UK-headquartered telecoms giant BT posted better-than-expected quarterly profits today with the number of broadband customers surging as they took up superfast connections.
The group added 166,000 new gross retail broadband customers in the three months to September 30, a 46% jump on a year ago, taking its total number to six million.
BT signed 88,000 out of these new users to its Infinity superfast service, which the telecoms giant said had now doubled its number of users to 300,000 in the past six months.
The company said its revenues per user in retail rose by £5 to £335, reflecting the growth in broadband, which helped offset a decline in revenues on its traditional landline telephone business.
BT said group adjusted pre-tax profits increased by 15% to £570m, compared to market forecasts of about £550m.
The retail business was also boosted by BT Vision, the firm's video and TV on demand service, which had its best quarter for two years with a net addition of 41,000 users, taking the total to 640,000.
BT Ireland said revenue for the period, excluding foreign exchange movements, was broadly flat despite the challenging economic environment.
"BT Ireland’s fibre roll-out in Northern Ireland has now reached around three-quarters coverage with almost 600,000 premises passed and Derry has become the first city in the UK to have all cabinets upgraded to fibre," a statement said.
"Our fibre-based transmission network in the Republic of Ireland is now operational with its first corporate customer.
"Capital expenditure (in the BT Retail division) increased by 10% reflecting the investment in broadband in the UK and in fibre-based transmission in the Republic of Ireland.”
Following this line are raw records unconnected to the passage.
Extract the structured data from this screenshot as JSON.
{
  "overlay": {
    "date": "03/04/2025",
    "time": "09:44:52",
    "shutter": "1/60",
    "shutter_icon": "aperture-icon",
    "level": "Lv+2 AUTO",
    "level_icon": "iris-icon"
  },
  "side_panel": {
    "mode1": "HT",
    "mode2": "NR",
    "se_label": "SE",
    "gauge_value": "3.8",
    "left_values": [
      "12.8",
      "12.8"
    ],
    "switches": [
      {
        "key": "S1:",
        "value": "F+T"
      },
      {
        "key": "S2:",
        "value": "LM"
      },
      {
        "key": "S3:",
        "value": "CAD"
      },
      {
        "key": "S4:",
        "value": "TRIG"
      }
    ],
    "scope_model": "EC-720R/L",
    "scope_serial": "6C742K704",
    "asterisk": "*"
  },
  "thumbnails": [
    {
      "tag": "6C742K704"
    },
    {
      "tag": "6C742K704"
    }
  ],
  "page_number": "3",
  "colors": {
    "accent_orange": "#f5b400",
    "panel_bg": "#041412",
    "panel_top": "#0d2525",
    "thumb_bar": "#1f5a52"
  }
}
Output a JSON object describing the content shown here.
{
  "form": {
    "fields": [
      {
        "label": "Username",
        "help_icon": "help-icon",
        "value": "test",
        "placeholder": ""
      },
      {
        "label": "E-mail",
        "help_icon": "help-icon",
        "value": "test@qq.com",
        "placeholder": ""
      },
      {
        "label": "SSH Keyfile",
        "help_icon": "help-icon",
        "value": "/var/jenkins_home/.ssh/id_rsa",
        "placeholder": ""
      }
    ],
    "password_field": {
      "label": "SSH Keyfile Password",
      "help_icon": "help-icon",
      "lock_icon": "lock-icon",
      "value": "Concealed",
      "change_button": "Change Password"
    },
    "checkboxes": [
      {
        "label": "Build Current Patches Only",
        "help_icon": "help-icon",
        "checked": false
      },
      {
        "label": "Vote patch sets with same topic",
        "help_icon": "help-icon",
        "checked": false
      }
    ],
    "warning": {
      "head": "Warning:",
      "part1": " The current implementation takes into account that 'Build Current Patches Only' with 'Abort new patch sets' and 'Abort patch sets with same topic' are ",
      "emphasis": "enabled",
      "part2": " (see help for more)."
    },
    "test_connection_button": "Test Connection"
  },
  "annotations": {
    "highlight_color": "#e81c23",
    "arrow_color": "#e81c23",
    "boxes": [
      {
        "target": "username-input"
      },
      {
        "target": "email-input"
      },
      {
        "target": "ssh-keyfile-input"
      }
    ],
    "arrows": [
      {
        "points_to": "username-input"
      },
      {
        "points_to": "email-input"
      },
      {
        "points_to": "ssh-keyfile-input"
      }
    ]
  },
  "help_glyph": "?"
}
Elsewhere, the formerly troubled global services division cut losses from £41m to £31m over the quarter, helped by new contracts with electronics retailer Best Buy to connect 820 stores and also with a large financial brokerage in Asia.
Wholesale was hit by the reduction in mobile phone call termination charges but was flat otherwise, while network arm Openreach increased its profits contribution by 5% as it continues its fibre roll-out across the UK.
BT said that recent market turbulence had affected its pension fund, with the deficit rising to £2.5bn after tax from £1.4bn at the end of March.
For the half year, BT posted profits of £1.1bn with the interim dividend increased by 8% to 2.6p.
Chief executive Ian Livingston said that the group had continued to offset the current economic headwinds through better customer service, efficiency and investment and added that the outlook for the year remains unchanged.
Richard Hunter, head of equities at Hargreaves Lansdown stockbrokers, said that the reiteration of full-year guidance was well received, underpinned by the strength in broadband and Global Services.
“As investors look towards strong, cash generative companies with a decent yield, BT has served up a reminder of why it should be considered,” he added. Shares rose 3% in early trading.